Brother of the shooting-intensive perpetrator Nidal R. buried in Berlin – Panorama

Two brothers. Nidal and Mohamed R. had a lot in common. Both were fond of sports, Nidal R. pumped in the gym, Mohamed R. boxed and competed. And both ended up in bad company. First Nidal R. He committed so many crimes from an early age that the authorities in Berlin considered him the most dangerous intensive perpetrator. In 2018, he himself became a victim while out on a weekend at Tempelhofer Feld, a place popular with families. He was shot eight times in front of his wife and children, and the 36-year-old died shortly afterwards at the hospital.

His younger brother Mohamed also fell victim to a violent crime over the weekend. At the Neuköllner Maientage, a well-attended fair in Hasenheide public park, the 25-year-old was traveling with relatives when he got into an argument with another group and a fight broke out. Mohamed R. is said to have drawn a gun, a man stabbed Mohamed R. with a knife. The 25-year-old bled to death.

On Thursday, Mohamed R. was buried in the Muslim part of the New Twelve Apostles Cemetery. And here, too, the fate of the two brothers is similar. Just like at Nidal R’s funeral in the same cemetery, not only did hundreds of men come to the funeral, there were also a number of greats from Berlin’s half-world and underworld. Arafat Abou-Chaker, who is accused in Berlin of attacking rapper Bushido, came with several brothers. Issa R., head of the family, whose members are accused of, among other things, breaking into the jewel room of the Green Vault in Dresden, was there with his entourage.

Both killings are still unsolved. The man who was supposed to have shot Nidal R. was able to escape, and the stolen car with which he had come to the crime scene was later found burnt out. In the case of Mohamed R., there are two suspects, but Berlin police are still looking for witnesses. Only so much is clear: the story of the two brothers is an example of how many things can run out of hand in life when you come in contact with the wrong people and the judiciary eventually has no more power.

No asylum procedure, no work, no prospects

The R. family originally came from the Palestinian territories and lived in Lebanon. When war broke out there, Nidal and Mohamed R’s mother fled to Berlin. Her application for asylum was rejected, she had to return to Lebanon, and later she returned to Germany with her husband and children. The family was not allowed to work and otherwise had no prospects.

At the age of ten, Nidal R. is registered for the first time because he beats two boys, and as a 21-year-old, his criminal record includes more than 80 records. Berlin authorities included him as one of the first cases in the index of intensive offenders, allowing for tighter measures. They are unsuccessful, as are attempts to expel the stateless youth. And then the life of Nidal R. swings at a time between imprisonment and short stays in freedom, which then leads to crimes again.
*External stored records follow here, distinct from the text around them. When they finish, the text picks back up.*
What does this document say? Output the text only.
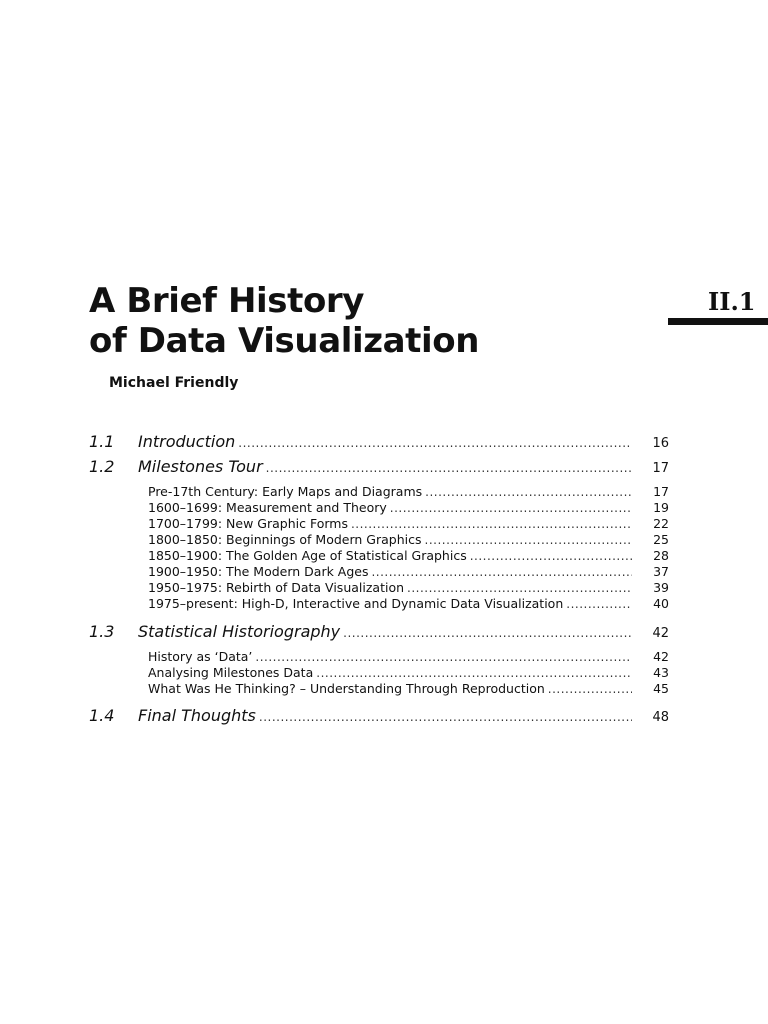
A Brief History
of Data Visualization
II.1
Michael Friendly
1.1	Introduction .....	16
1.2	Milestones Tour .....	17
Pre-17th Century: Early Maps and Diagrams .....	17
1600–1699: Measurement and Theory .....	19
1700–1799: New Graphic Forms .....	22
1800–1850: Beginnings of Modern Graphics .....	25
1850–1900: The Golden Age of Statistical Graphics .....	28
1900–1950: The Modern Dark Ages .....	37
1950–1975: Rebirth of Data Visualization .....	39
1975–present: High-D, Interactive and Dynamic Data Visualization .....	40
1.3	Statistical Historiography .....	42
History as ‘Data’ .....	42
Analysing Milestones Data .....	43
What Was He Thinking? – Understanding Through Reproduction .....	45
1.4	Final Thoughts .....	48
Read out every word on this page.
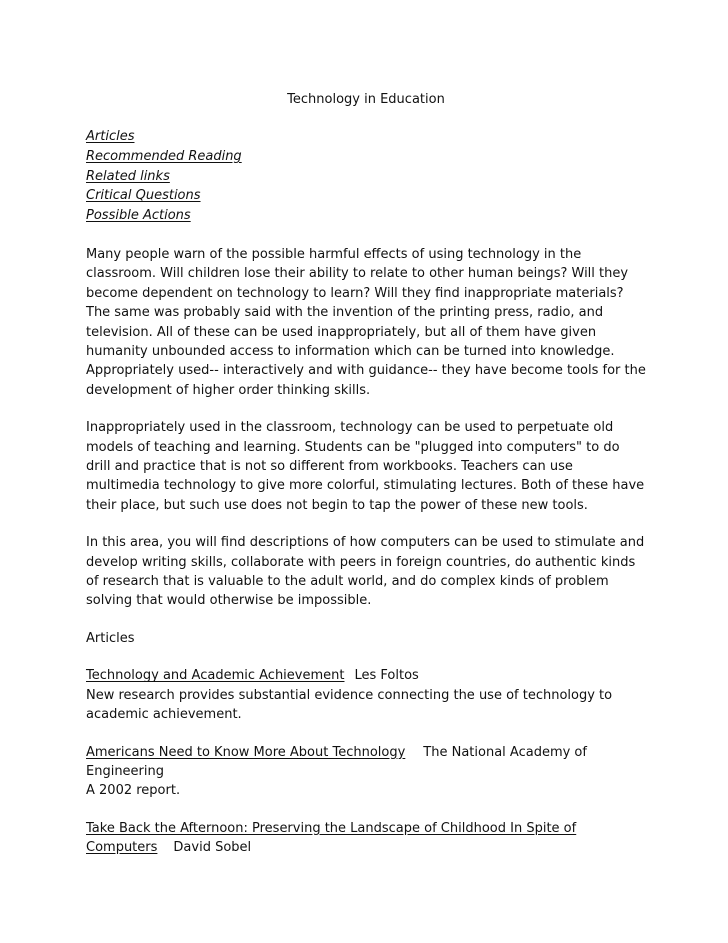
Technology in Education
Articles
Recommended Reading
Related links
Critical Questions
Possible Actions

Many people warn of the possible harmful effects of using technology in the classroom. Will children lose their ability to relate to other human beings? Will they become dependent on technology to learn? Will they find inappropriate materials? The same was probably said with the invention of the printing press, radio, and television. All of these can be used inappropriately, but all of them have given humanity unbounded access to information which can be turned into knowledge. Appropriately used-- interactively and with guidance-- they have become tools for the development of higher order thinking skills.

Inappropriately used in the classroom, technology can be used to perpetuate old models of teaching and learning. Students can be "plugged into computers" to do drill and practice that is not so different from workbooks. Teachers can use multimedia technology to give more colorful, stimulating lectures. Both of these have their place, but such use does not begin to tap the power of these new tools.

In this area, you will find descriptions of how computers can be used to stimulate and develop writing skills, collaborate with peers in foreign countries, do authentic kinds of research that is valuable to the adult world, and do complex kinds of problem solving that would otherwise be impossible.

Articles
Technology and Academic Achievement Les Foltos
New research provides substantial evidence connecting the use of technology to academic achievement.
Americans Need to Know More About Technology The National Academy of Engineering
A 2002 report.
Take Back the Afternoon: Preserving the Landscape of Childhood In Spite of Computers David Sobel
Contacts with Hells Angels

Several theories are circulating as to why he was shot in broad daylight. One tells that he is said to have insulted an elderly man at a wedding whose family then swore revenge. Another is that he took over a drug dealer from a rival group. What is certain is that Nidal R. did not himself belong to any of the groups associated with organized crime in Berlin, but repeatedly had points of contact with them. He must have had contacts with both the Hells Angels and an extended criminal family.
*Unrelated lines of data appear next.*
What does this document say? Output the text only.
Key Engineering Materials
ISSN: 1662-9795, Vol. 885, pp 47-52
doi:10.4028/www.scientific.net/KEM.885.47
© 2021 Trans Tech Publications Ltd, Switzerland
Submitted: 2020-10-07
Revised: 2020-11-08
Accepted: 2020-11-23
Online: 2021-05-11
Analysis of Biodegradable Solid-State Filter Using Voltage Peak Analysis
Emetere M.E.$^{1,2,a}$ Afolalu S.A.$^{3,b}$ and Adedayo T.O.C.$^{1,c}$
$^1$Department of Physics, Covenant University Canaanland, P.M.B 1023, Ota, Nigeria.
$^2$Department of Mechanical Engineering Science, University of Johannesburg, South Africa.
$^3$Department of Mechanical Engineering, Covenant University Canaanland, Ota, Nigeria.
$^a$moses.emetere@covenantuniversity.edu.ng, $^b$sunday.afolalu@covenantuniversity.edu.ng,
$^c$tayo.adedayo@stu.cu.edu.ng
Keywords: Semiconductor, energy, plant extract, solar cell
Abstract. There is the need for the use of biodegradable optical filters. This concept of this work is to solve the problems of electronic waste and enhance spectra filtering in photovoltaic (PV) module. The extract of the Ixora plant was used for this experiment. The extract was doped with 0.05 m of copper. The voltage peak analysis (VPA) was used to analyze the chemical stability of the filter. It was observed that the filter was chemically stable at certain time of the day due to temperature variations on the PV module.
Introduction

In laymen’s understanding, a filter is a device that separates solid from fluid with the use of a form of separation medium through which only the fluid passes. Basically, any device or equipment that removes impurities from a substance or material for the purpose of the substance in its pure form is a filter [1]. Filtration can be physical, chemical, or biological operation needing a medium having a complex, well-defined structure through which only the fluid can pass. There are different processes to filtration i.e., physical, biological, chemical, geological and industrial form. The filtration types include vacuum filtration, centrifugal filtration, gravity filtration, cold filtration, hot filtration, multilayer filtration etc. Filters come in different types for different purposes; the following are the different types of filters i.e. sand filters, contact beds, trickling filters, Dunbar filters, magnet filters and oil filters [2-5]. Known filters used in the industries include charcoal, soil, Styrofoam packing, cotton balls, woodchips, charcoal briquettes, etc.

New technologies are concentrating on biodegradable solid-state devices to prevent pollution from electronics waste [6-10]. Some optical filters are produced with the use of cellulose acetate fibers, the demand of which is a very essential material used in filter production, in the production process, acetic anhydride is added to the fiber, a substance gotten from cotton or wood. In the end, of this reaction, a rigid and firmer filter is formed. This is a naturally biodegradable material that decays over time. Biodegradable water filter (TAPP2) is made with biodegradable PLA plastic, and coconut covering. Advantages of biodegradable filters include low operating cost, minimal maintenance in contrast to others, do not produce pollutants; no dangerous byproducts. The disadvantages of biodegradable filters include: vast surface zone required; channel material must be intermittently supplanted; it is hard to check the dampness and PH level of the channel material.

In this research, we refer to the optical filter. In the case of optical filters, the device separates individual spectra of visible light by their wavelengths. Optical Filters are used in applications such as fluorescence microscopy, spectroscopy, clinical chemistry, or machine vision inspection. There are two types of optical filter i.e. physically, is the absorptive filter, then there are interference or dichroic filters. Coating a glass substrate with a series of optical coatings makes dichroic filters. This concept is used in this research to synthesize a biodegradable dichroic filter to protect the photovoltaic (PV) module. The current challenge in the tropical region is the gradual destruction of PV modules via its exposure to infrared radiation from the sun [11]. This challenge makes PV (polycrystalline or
According to the media in Berlin, the 25-year-old Mohamed R. was also known by the authorities. Like his brother, he had no school qualifications or education and was repeatedly a criminal. His death may be related to his brother. The suspected perpetrators must have described the murder of Nidal R. as correct, which started a spiral of violence. First, Mohamed R. is said to have wounded one of the men with a knife, after which the conflict is said to have escalated into the Neukölln hype.

The funeral, which was accompanied by a large contingent of Berlin police, took place peacefully. According to the cemetery administration, the approximately 800 visitors behaved with respect. However, the spiral of violence is far from over.